Hartz IV: Jobcenter Meuterei gegen von der Leyen

Remmidemmi in Nürnberg: Die Bundesagentur für Arbeit prangert das Bildungspaket für Kinder von Hartz-IV-Empfängern an - weil die Einführung von Gutscheinen für Mittagessen und Schulausflüge die Ämter überfordern würde.

Von Thomas Öchsner, Berlin

Die Bundesagentur für Arbeit (BA) hat massive Bedenken gegen das von Arbeitsministerin Ursula von der Leyen (CDU) vorgeschlagene Bildungspaket für Kinder von Hartz-IV- Empfängern. Die geplanten Gutscheine, etwa für Essen oder Schulausflüge, hält die Behörde für zu aufwendig. Zudem würde die Betreuung der Arbeitslosen darunter leiden.

Die Bundesagentur in Nürnberg spielt bei der Einführung des Bildungspakets für die etwa 1,8 Millionen Kinder und Jugendlichen aus Familien, die auf die staatliche Grundsicherung (Hartz IV) angewiesen sind, die entscheidende Rolle. Sie muss über ihre Jobcenter die einzelnen Leistungen bewilligen und abrechnen. So sieht es das Arbeitsministerium in seinem Gesetzesentwurf für die Reform von Hartz IV vor. Die BA hält davon aber gar nichts. Dies geht aus der internen Stellungnahme der Bundesagentur an das Ministerium hervor, die der Süddeutschen Zeitung vorliegt.
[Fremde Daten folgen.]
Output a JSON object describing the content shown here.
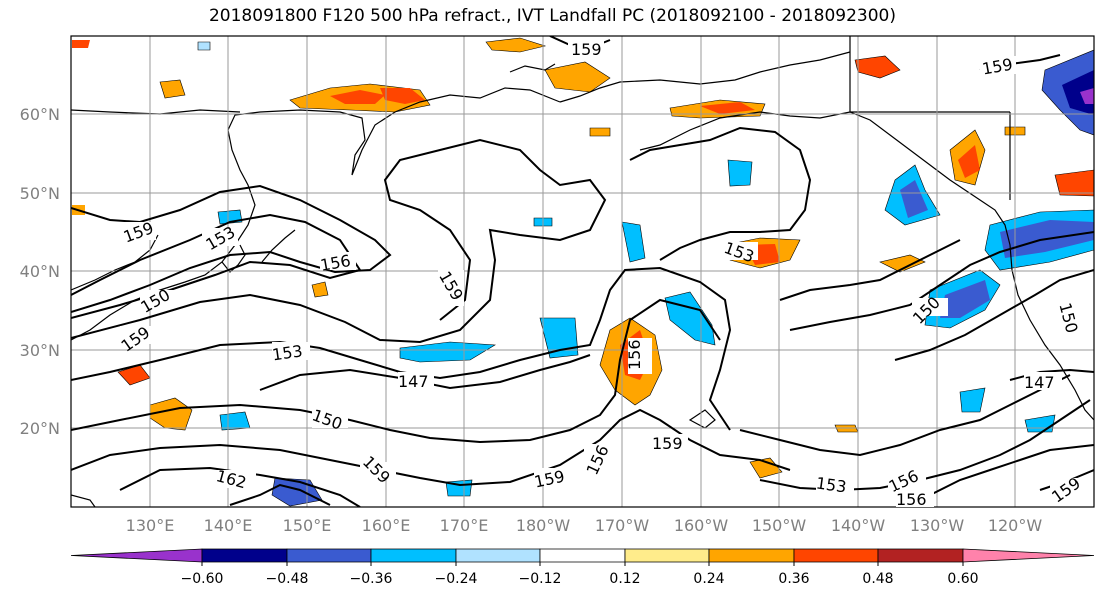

In dem 67 Seiten starken Papier warnt die BA vor "erheblichen Mehraufwänden" in den Jobcentern: Werde kein zusätzliches Personal zur Verfügung gestellt, wären für die Langzeitarbeitslosen weniger Mitarbeiter da, "was zu einer faktischen Verschlechterung der Betreuung führt". Die BA schlägt vor, die Verwaltung des Bildungspakets den Kommunen und Landkreisen zu überlassen. Diese hätten mehr Erfahrung im Umgang mit hilfebedürftigen Kindern und könnten "diese Dienstleistung effizienter und kostengünstiger erbringen".

Die Bundesagentur empfiehlt, bis zur Einführung einer elektronischen Bildungs-Chipkarte, wie sie die Arbeitsministerin favorisiert, auf die Gutscheine zu verzichten. Das Gutschein-Verfahren sei wegen der "erforderlichen manuellen Bearbeitung jedes Einzelfalls mit massivem Verwaltungsaufwand verbunden". Die hilfebedürftigen Kinder müssten ein Ausweisdokument bei sich tragen, um einzelne Leistungen in Anspruch nehmen zu können. Dies sei eine "Stigmatisierung, die dem gesetzgeberischen Zweck entgegenstehen könnte". Außerdem ließen sich über die Software, die bislang zur Verfügung stehe, "auf absehbare Zeit keine hinreichend manipulationssicheren Gutscheine" ausstellen.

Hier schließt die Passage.